All the way from Hokkaido’s Tsurumura winery, this expression is part of the winery’s Otaru range. As Hokkaido’s climate is less humid and cooler than the rest of Japan, the area is suitable for grape cultivation. The venture into Pinot Noir is a rather new one by the winery, which has focused mainly on German and Austrian varieties over the years. This particular Otaru Pinot Noir Bottle of 2016 has been aged in an oak barrel for 15 months. Only 4,400 number of bottles are available for this release.

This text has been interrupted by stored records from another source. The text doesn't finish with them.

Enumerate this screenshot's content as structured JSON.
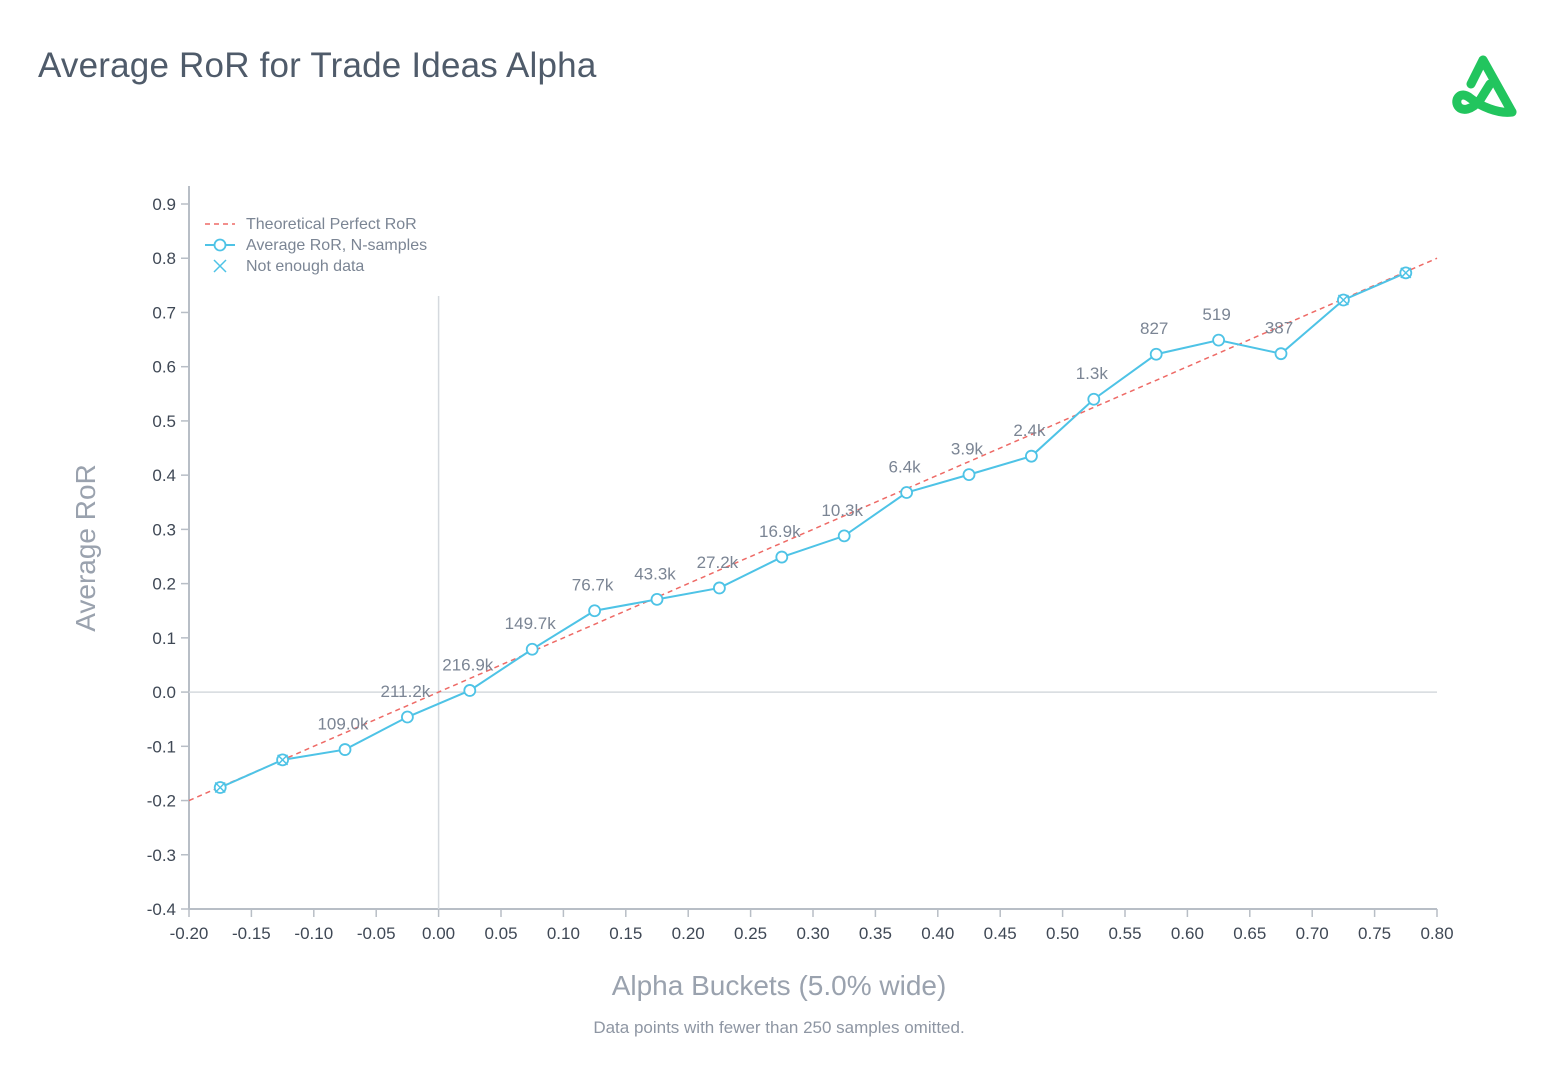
{
  "title": "Average RoR for Trade Ideas Alpha",
  "logo_icon": "trade-ideas-logo-icon",
  "footnote": "Data points with fewer than 250 samples omitted.",
  "chart_data": {
    "type": "line",
    "xlabel": "Alpha Buckets (5.0% wide)",
    "ylabel": "Average RoR",
    "xlim": [
      -0.2,
      0.8
    ],
    "ylim": [
      -0.4,
      0.9
    ],
    "x_ticks": [
      "-0.20",
      "-0.15",
      "-0.10",
      "-0.05",
      "0.00",
      "0.05",
      "0.10",
      "0.15",
      "0.20",
      "0.25",
      "0.30",
      "0.35",
      "0.40",
      "0.45",
      "0.50",
      "0.55",
      "0.60",
      "0.65",
      "0.70",
      "0.75",
      "0.80"
    ],
    "y_ticks": [
      "0.9",
      "0.8",
      "0.7",
      "0.6",
      "0.5",
      "0.4",
      "0.3",
      "0.2",
      "0.1",
      "0.0",
      "-0.1",
      "-0.2",
      "-0.3",
      "-0.4"
    ],
    "legend": {
      "placement": "top-left",
      "entries": [
        "Theoretical Perfect RoR",
        "Average RoR, N-samples",
        "Not enough data"
      ]
    },
    "theoretical_line": {
      "name": "Theoretical Perfect RoR",
      "x": [
        -0.2,
        0.8
      ],
      "y": [
        -0.2,
        0.8
      ],
      "color": "#ee6a66",
      "style": "dashed"
    },
    "series": [
      {
        "name": "Average RoR, N-samples",
        "color": "#4ec3e6",
        "points": [
          {
            "x": -0.175,
            "y": -0.176,
            "label": "",
            "enough_data": false
          },
          {
            "x": -0.125,
            "y": -0.125,
            "label": "",
            "enough_data": false
          },
          {
            "x": -0.075,
            "y": -0.106,
            "label": "109.0k",
            "enough_data": true
          },
          {
            "x": -0.025,
            "y": -0.046,
            "label": "211.2k",
            "enough_data": true
          },
          {
            "x": 0.025,
            "y": 0.003,
            "label": "216.9k",
            "enough_data": true
          },
          {
            "x": 0.075,
            "y": 0.079,
            "label": "149.7k",
            "enough_data": true
          },
          {
            "x": 0.125,
            "y": 0.15,
            "label": "76.7k",
            "enough_data": true
          },
          {
            "x": 0.175,
            "y": 0.171,
            "label": "43.3k",
            "enough_data": true
          },
          {
            "x": 0.225,
            "y": 0.192,
            "label": "27.2k",
            "enough_data": true
          },
          {
            "x": 0.275,
            "y": 0.249,
            "label": "16.9k",
            "enough_data": true
          },
          {
            "x": 0.325,
            "y": 0.288,
            "label": "10.3k",
            "enough_data": true
          },
          {
            "x": 0.375,
            "y": 0.368,
            "label": "6.4k",
            "enough_data": true
          },
          {
            "x": 0.425,
            "y": 0.401,
            "label": "3.9k",
            "enough_data": true
          },
          {
            "x": 0.475,
            "y": 0.435,
            "label": "2.4k",
            "enough_data": true
          },
          {
            "x": 0.525,
            "y": 0.54,
            "label": "1.3k",
            "enough_data": true
          },
          {
            "x": 0.575,
            "y": 0.623,
            "label": "827",
            "enough_data": true
          },
          {
            "x": 0.625,
            "y": 0.649,
            "label": "519",
            "enough_data": true
          },
          {
            "x": 0.675,
            "y": 0.624,
            "label": "387",
            "enough_data": true
          },
          {
            "x": 0.725,
            "y": 0.723,
            "label": "",
            "enough_data": false
          },
          {
            "x": 0.775,
            "y": 0.773,
            "label": "",
            "enough_data": false
          }
        ]
      }
    ],
    "grid": false,
    "reference_lines": {
      "x0": true,
      "y0": true
    }
  }
}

The northernmost island of Japan, Hokkaido may be famous for its snow and skiing, but it has become one of the leading regions for winemaking in Japan. What many would consider a problem, Japanese winemakers saw as an opportunity. Whilst snow covers the land in the winter, during the spring, summer and autumn Hokkaido enjoys lower rainfall and humidity than the mainland. The region also enjoys no rainy season and very few typhoons. Because of the cold, pests are deterred naturally and Hokkaido is now at the forefront of organic winemaking in Japan. Despite the pervasive notion that Hokkaido must be cold and inhospitable, the climate of many of its most famous vineyards has been compared to those of Alsace and Champagne.

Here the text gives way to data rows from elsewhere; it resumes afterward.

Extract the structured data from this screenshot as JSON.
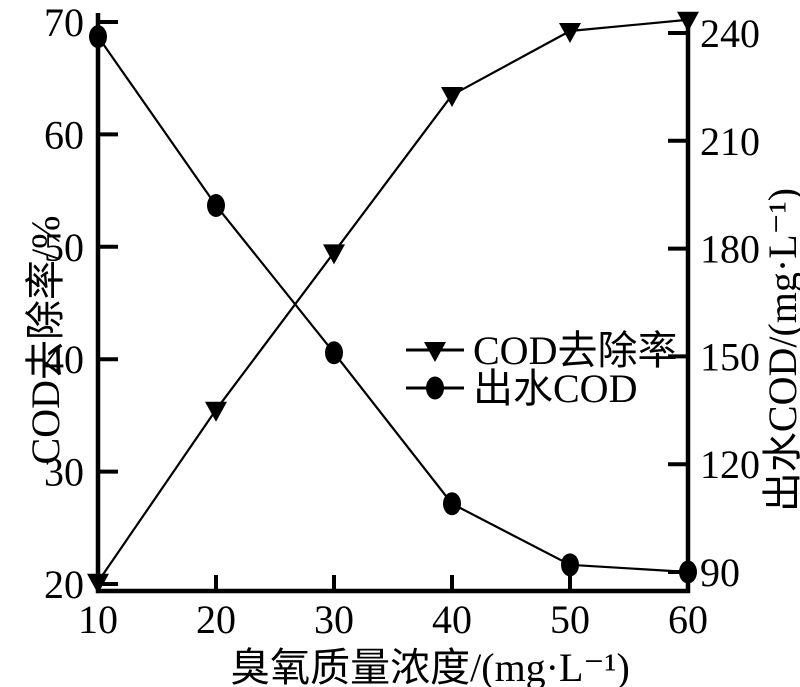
{
  "chart_data": {
    "type": "line",
    "x": [
      10,
      20,
      30,
      40,
      50,
      60
    ],
    "series": [
      {
        "name": "COD去除率",
        "axis": "left",
        "marker": "triangle-down",
        "values": [
          20.2,
          35.5,
          49.5,
          63.5,
          69.2,
          70.2
        ]
      },
      {
        "name": "出水COD",
        "axis": "right",
        "marker": "ellipse",
        "values": [
          239,
          192,
          151,
          109,
          92,
          90
        ]
      }
    ],
    "xlabel": "臭氧质量浓度/(mg·L⁻¹)",
    "ylabel_left": "COD去除率/%",
    "ylabel_right": "出水COD/(mg·L⁻¹)",
    "xlim": [
      10,
      60
    ],
    "ylim_left": [
      20,
      70
    ],
    "ylim_right": [
      90,
      240
    ],
    "xticks": [
      10,
      20,
      30,
      40,
      50,
      60
    ],
    "yticks_left": [
      20,
      30,
      40,
      50,
      60,
      70
    ],
    "yticks_right": [
      90,
      120,
      150,
      180,
      210,
      240
    ],
    "grid": false,
    "legend_position": "center-right",
    "line_color": "#000000",
    "background": "#ffffff"
  }
}
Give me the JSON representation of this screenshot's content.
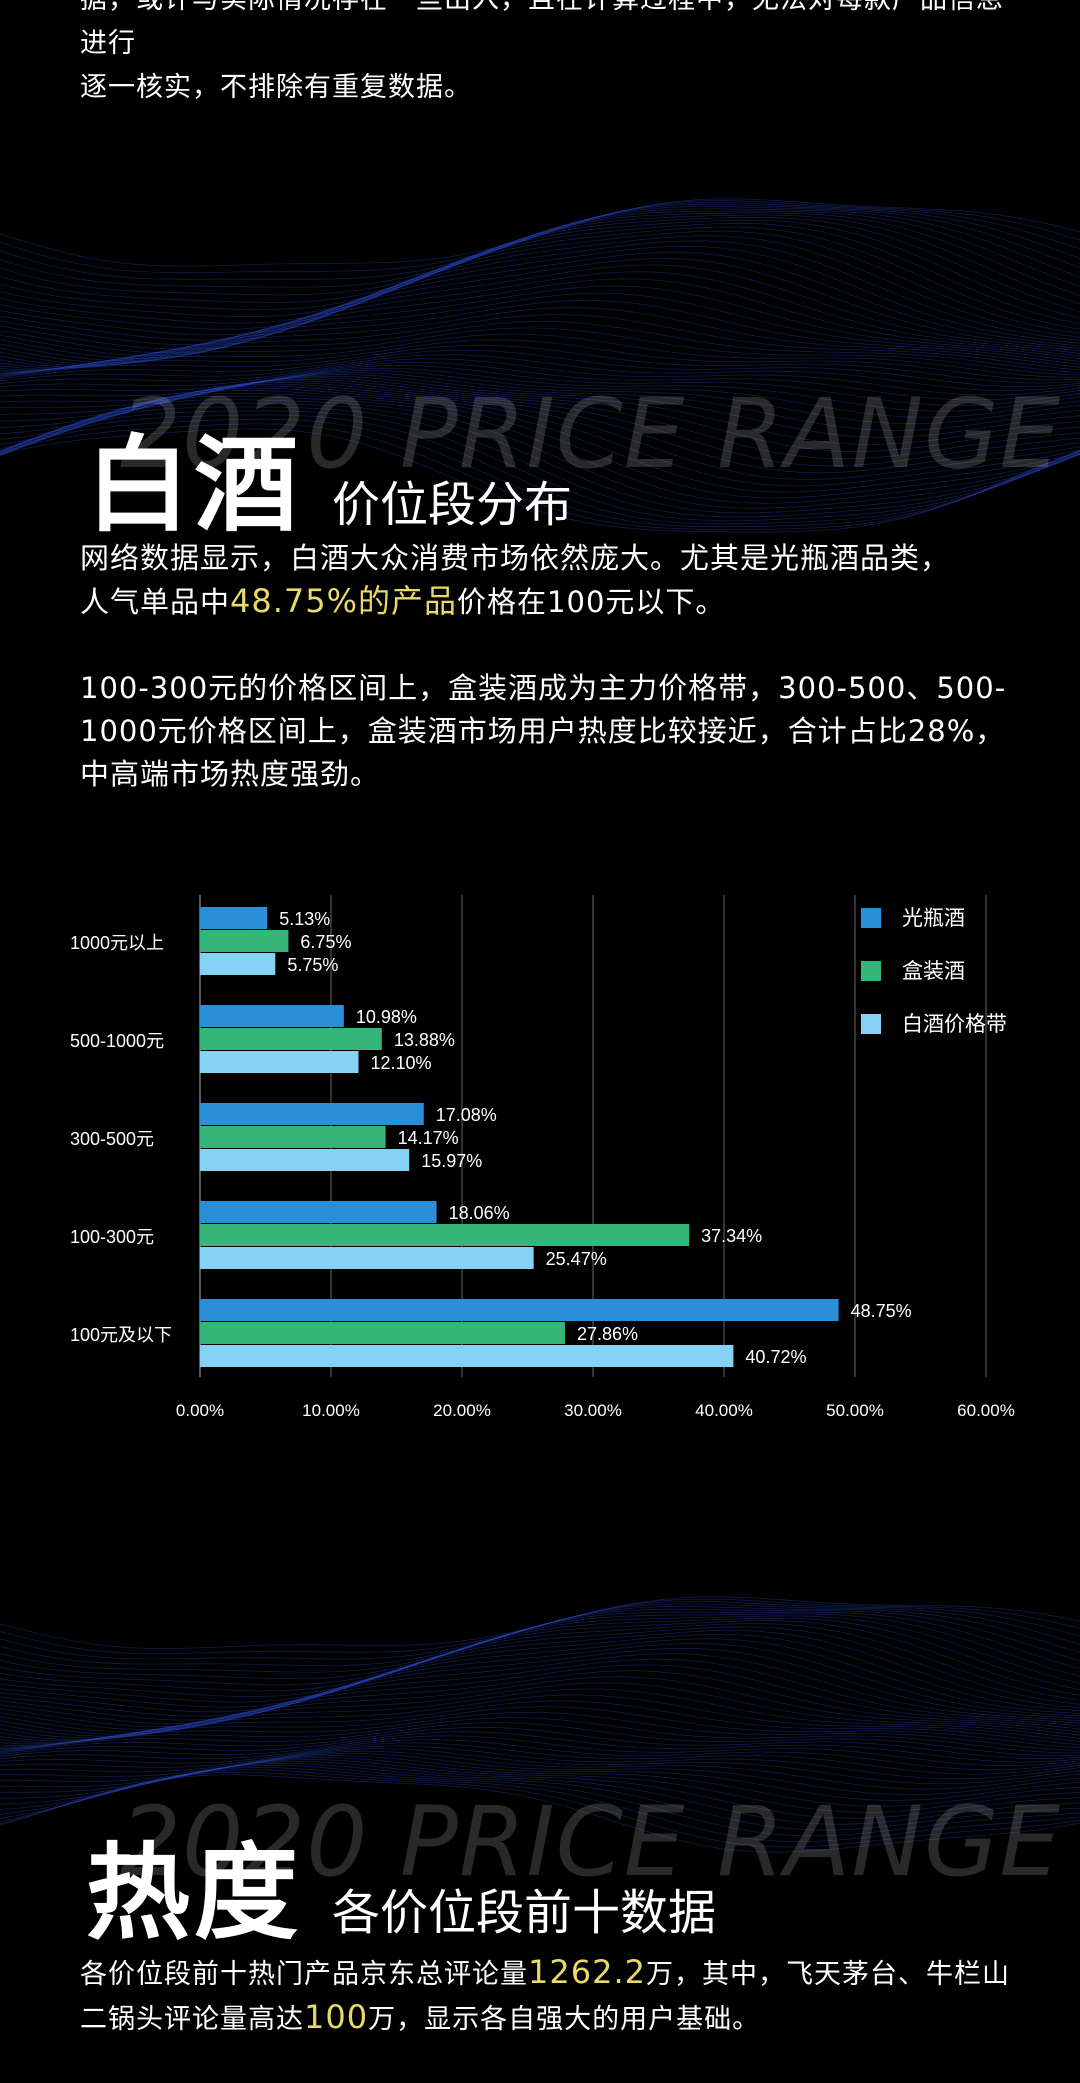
{
  "top_text": {
    "line1": "据，或许与实际情况存在一些出入，且在计算过程中，无法对每款产品信息进行",
    "line2": "逐一核实，不排除有重复数据。"
  },
  "section1": {
    "watermark": "2020 PRICE RANGE",
    "title": "白酒",
    "subtitle": "价位段分布",
    "para1_a": "网络数据显示，白酒大众消费市场依然庞大。尤其是光瓶酒品类，",
    "para1_b": "人气单品中",
    "para1_highlight": "48.75%的产品",
    "para1_c": "价格在100元以下。",
    "para2": "100-300元的价格区间上，盒装酒成为主力价格带，300-500、500-1000元价格区间上，盒装酒市场用户热度比较接近，合计占比28%，中高端市场热度强劲。"
  },
  "section2": {
    "watermark": "2020 PRICE RANGE",
    "title": "热度",
    "subtitle": "各价位段前十数据",
    "para_a": "各价位段前十热门产品京东总评论量",
    "para_hl1": "1262.2",
    "para_b": "万，其中，飞天茅台、牛栏山二锅头评论量高达",
    "para_hl2": "100",
    "para_c": "万，显示各自强大的用户基础。"
  },
  "colors": {
    "series1": "#2a8fd6",
    "series2": "#34b57a",
    "series3": "#86d2f4",
    "highlight": "#e9d96a"
  },
  "chart_data": {
    "type": "bar",
    "orientation": "horizontal",
    "categories": [
      "1000元以上",
      "500-1000元",
      "300-500元",
      "100-300元",
      "100元及以下"
    ],
    "series": [
      {
        "name": "光瓶酒",
        "values": [
          5.13,
          10.98,
          17.08,
          18.06,
          48.75
        ]
      },
      {
        "name": "盒装酒",
        "values": [
          6.75,
          13.88,
          14.17,
          37.34,
          27.86
        ]
      },
      {
        "name": "白酒价格带",
        "values": [
          5.75,
          12.1,
          15.97,
          25.47,
          40.72
        ]
      }
    ],
    "xlim": [
      0,
      60
    ],
    "xticks": [
      "0.00%",
      "10.00%",
      "20.00%",
      "30.00%",
      "40.00%",
      "50.00%",
      "60.00%"
    ],
    "value_suffix": "%",
    "grid": "vertical",
    "legend": "top-right"
  }
}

Niagara and Campbell Early are the two most commonly grown grape varieties here but there is a wealth of different grape varieties commonly used in Hokkaido. In particular the Pinot Noirs and German varieties such as Kerner grown here are renowned for their quality, character and depth of flavour. More and more wineries open in Hokkaido every year and its status as the fastest growing region in Japan for winemaking speaks for itself.